Friday, December 7, 2012

Song of the Week: “Suicidal Thoughts” by The Notorious B.I.G.



(Warning: This song is both extremely explicit and graphic)



This is one of the few songs that consistently forces me to stop what I am doing and just listen. Its honesty hits you square in the jaw, enough to wake you up and recognize its brilliance. “Suicidal Thoughts” is a painful song, it’s a real song. It’s an incredibly eloquent song. I would imagine that it takes a lot of courage to write a song like this, to air one’s laundry like this, to reveal insecurities like this. This is what music is about.

And not once does Biggie rhyme “champagne” with “airplane” with “champagne” again.

I do not listen to much rap or hip hop. In younger days, I was the kid who made the “can’t spell crap without rap” types of jokes. Then I found real rap music, music like this. I still don’t listen to all that much rap, but I have gained enormous respect for the genre since going through the music libraries of Tupac and Biggie.

Spoken word, poetry, rap are incredibly powerful art forms. Their reliance on rhythm and rhyme give them the necessary hypnotic power to unlock the human heart, but the lack of vocal melody eliminates distractions. The rap song is (or should be) all about the words. It’s all about what you have to say.
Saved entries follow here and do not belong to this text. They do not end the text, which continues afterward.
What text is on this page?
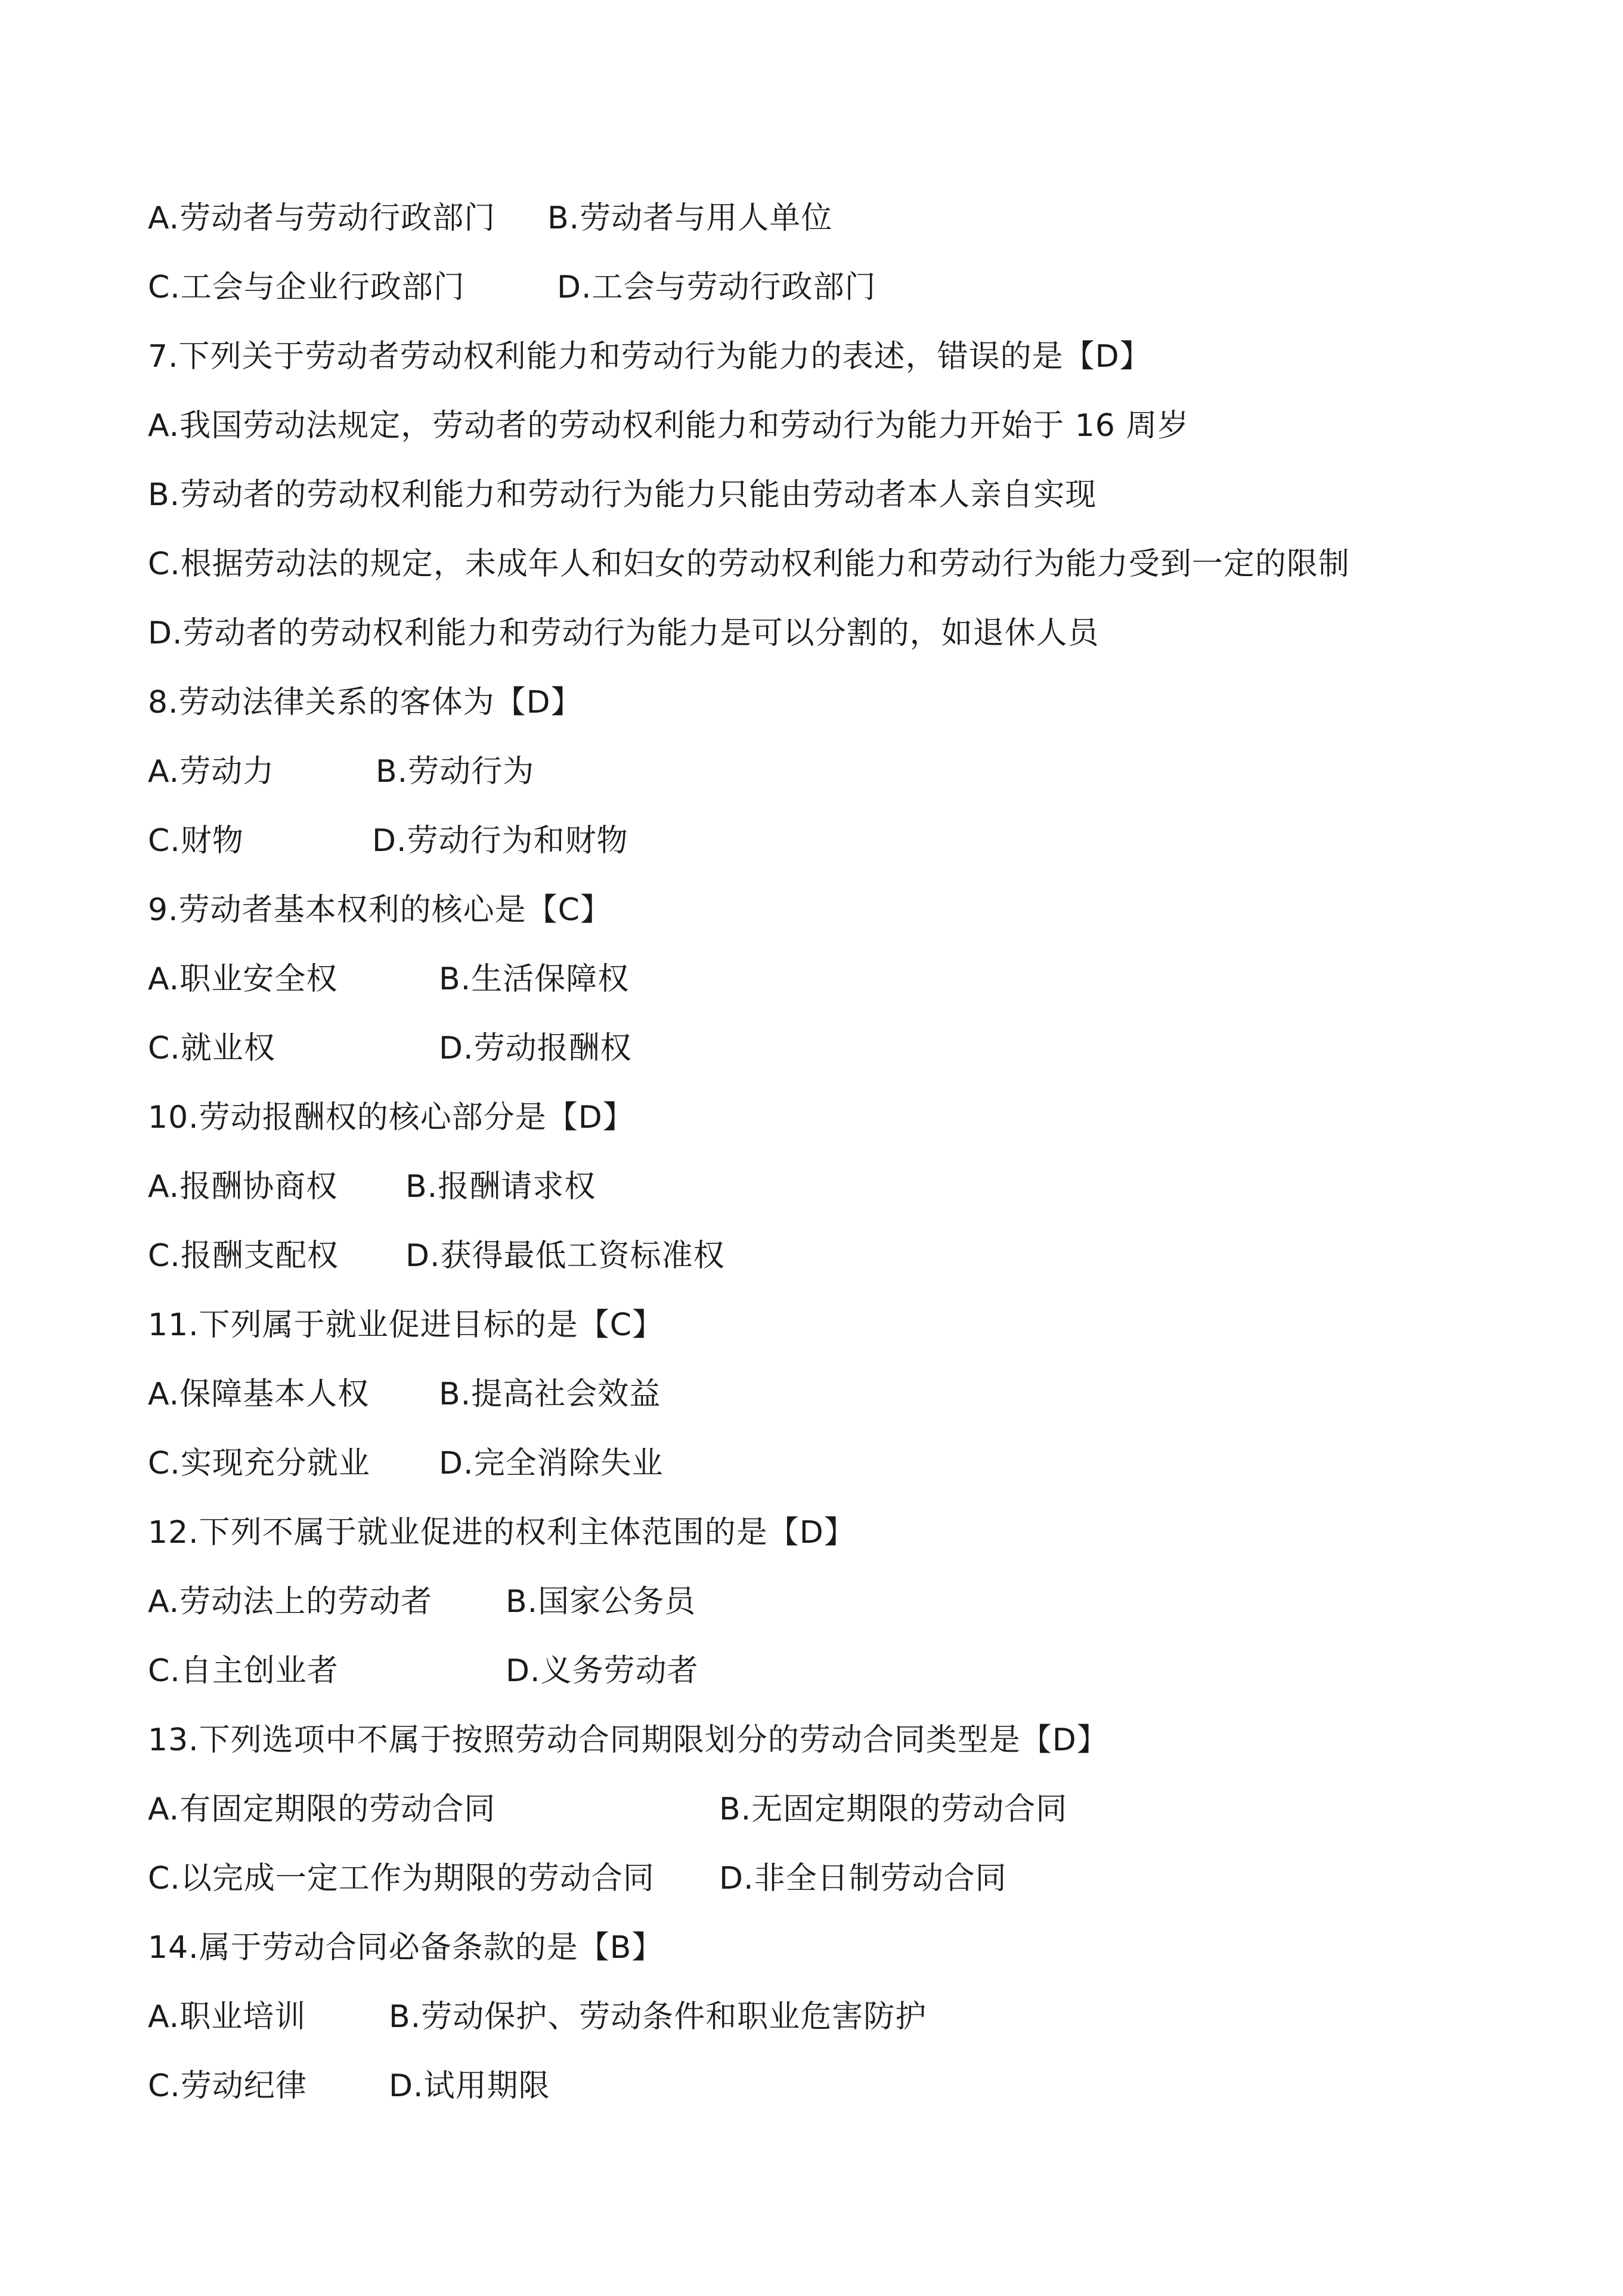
A.劳动者与劳动行政部门 B.劳动者与用人单位
C.工会与企业行政部门	D.工会与劳动行政部门
7.下列关于劳动者劳动权利能力和劳动行为能力的表述，错误的是【D】
A.我国劳动法规定，劳动者的劳动权利能力和劳动行为能力开始于 16 周岁
B.劳动者的劳动权利能力和劳动行为能力只能由劳动者本人亲自实现
C.根据劳动法的规定，未成年人和妇女的劳动权利能力和劳动行为能力受到一定的限制
D.劳动者的劳动权利能力和劳动行为能力是可以分割的，如退休人员
8.劳动法律关系的客体为【D】
A.劳动力	B.劳动行为
C.财物	D.劳动行为和财物
9.劳动者基本权利的核心是【C】
A.职业安全权	B.生活保障权
C.就业权	D.劳动报酬权
10.劳动报酬权的核心部分是【D】
A.报酬协商权 B.报酬请求权
C.报酬支配权 D.获得最低工资标准权
11.下列属于就业促进目标的是【C】
A.保障基本人权 B.提高社会效益
C.实现充分就业 D.完全消除失业
12.下列不属于就业促进的权利主体范围的是【D】
A.劳动法上的劳动者 B.国家公务员
C.自主创业者	D.义务劳动者
13.下列选项中不属于按照劳动合同期限划分的劳动合同类型是【D】
A.有固定期限的劳动合同	B.无固定期限的劳动合同
C.以完成一定工作为期限的劳动合同 D.非全日制劳动合同
14.属于劳动合同必备条款的是【B】
A.职业培训	B.劳动保护、劳动条件和职业危害防护
C.劳动纪律	D.试用期限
When written, composed and performed correctly, when you have something good to say, the result is a song like “Suicidal Thoughts:” something so emotionally engaging that it exhausts the mind.

But, like any powerful tool, rap can be exploited. Its rhythmical ability to entertain can be separated from its powerful ability to convey a meaningful message. Because vocal talent is an entirely optional requirement, damn near anybody can stumble out on stage, rhyme a few words together, mention specific brands of alcohol or instances of promiscuous sex and end up packaged as a “rapper.”

There are still many artists who take advantage of the true potential of rap music. And sometimes that work, from both big names and small, shines through to the forefront. But that stuff has mostly been crowded out of the mainstream. The Corporate You-Know-Who’s have stepped in and crowned their own kings and set them up on golden thrones, thrones once reserved for people who knew what they were doing.